Cada día mi decepción aumenta ante este desgobierno que nos tiene sumidos en un ostracismo ciudadano hacia lo político; pero a la vez mis esperanzas aumentan, porque percibo que los ecuatorianos nos estamos dando cuenta que lo que estamos viviendo, no es otra cosa más que lo mismo del pasado, pero con diferentes actores y bolsillos que se llenan con dineros que nos pertenecen a todos.

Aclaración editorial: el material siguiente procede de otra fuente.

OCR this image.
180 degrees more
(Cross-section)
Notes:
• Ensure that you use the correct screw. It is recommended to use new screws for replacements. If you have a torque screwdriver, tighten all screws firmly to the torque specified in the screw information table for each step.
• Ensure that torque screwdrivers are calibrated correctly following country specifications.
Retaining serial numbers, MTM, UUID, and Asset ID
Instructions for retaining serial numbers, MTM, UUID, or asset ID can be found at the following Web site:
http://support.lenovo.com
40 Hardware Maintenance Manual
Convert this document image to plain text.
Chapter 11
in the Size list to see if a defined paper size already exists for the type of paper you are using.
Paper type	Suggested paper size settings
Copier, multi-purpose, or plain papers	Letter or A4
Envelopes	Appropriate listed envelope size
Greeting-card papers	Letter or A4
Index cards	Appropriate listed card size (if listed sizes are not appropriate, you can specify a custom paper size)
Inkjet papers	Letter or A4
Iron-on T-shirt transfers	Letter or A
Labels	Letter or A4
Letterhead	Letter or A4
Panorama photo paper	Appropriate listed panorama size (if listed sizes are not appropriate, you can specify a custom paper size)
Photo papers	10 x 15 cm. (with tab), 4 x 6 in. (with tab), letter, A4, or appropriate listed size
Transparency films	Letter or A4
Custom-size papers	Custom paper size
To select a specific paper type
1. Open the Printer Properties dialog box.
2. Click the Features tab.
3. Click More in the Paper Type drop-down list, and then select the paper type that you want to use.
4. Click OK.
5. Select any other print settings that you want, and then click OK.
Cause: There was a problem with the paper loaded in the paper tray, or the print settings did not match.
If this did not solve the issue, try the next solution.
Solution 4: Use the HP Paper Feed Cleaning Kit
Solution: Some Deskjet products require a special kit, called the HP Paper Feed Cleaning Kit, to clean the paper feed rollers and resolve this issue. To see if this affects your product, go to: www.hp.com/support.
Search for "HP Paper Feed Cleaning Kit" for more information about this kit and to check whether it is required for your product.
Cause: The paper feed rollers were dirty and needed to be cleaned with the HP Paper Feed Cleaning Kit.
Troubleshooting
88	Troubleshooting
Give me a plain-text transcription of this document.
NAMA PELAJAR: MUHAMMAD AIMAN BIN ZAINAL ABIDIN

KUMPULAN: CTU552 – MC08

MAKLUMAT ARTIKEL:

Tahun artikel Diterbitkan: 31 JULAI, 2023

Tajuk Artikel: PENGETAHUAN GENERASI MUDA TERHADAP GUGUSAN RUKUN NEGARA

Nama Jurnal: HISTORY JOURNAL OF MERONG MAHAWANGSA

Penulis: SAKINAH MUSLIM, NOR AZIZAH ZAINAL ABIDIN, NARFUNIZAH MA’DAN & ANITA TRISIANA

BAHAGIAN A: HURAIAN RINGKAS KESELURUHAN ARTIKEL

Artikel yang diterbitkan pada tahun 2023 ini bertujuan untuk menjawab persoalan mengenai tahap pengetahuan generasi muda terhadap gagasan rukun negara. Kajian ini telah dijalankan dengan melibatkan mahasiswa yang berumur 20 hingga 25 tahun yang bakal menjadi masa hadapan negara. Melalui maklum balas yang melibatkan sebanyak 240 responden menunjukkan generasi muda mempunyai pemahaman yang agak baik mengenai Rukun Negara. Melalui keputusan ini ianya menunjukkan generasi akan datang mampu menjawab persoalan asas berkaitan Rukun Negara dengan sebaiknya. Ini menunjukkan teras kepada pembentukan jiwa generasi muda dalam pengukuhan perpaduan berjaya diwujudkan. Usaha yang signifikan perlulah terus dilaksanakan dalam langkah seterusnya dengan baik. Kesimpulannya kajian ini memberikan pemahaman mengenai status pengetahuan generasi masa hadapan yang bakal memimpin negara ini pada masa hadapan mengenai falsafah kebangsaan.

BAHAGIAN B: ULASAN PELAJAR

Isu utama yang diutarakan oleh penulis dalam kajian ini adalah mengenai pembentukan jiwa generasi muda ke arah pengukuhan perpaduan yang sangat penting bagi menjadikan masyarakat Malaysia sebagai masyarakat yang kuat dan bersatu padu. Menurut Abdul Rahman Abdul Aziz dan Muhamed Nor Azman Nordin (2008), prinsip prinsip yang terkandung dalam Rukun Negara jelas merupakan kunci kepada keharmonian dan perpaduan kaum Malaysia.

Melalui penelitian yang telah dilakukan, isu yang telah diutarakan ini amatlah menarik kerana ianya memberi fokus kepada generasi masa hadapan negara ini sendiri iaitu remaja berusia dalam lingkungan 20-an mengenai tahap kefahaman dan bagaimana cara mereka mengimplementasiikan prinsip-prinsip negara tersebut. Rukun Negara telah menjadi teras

Ya es aburridor y cansino, escuchar a Fabricio Correa denunciando actos de corrupción de los miembros del “círculo rosa”, y a la vez a su hermano, defendiendo a sus sequitos, más aún, luego de analizar una encuesta a la que tuve acceso, y en la cual se confirma mi sospecha que esto es un gran tongo, una gran farsa, fraguada no sé por quien, (pero me imagino), ya que porcentualmente hablando, al menor de los Correa esta pseudo diferencia familiar, lo aumenta en popularidad, y al mayor, lo convierte de un empresario de la construcción anónimo, en un fiscalizador de la gestión gubernamental reconocido por casi el 90% de ecuatorianos, ¿NO LES PARECE UN EXCELENTE NEGOCIO?.

El Ecuador no puede más, creo, que cual masoquistas, nos estamos acostumbrando a vivir bajo un régimen de opresión, en el cual la única voz oficial es la del dictador, en la que no hay derechos para opinar, peor para discernir y ni que pensar, para discrepar o contradecir; nos estamos convirtiendo en zombis que a la tonada de la canción Patria, borramos pasado, presente y esperanza de futuro, y como si fuéramos embobados por el flautista de Hamelin, seguimos el camino que nos ponen por delante, aún estando consientes que el mismo, a lo único que nos puede llevar, es a un estado centralista opresor y autocrático, al puro estilo, de los regímenes izquierdistas caducos de Cuba, Venezuela o Bolivia, es decir, a nada que sea un porvenir de desarrollo, de progreso, o de bienestar para nosotros, peor para nuestras subsiguientes generaciones.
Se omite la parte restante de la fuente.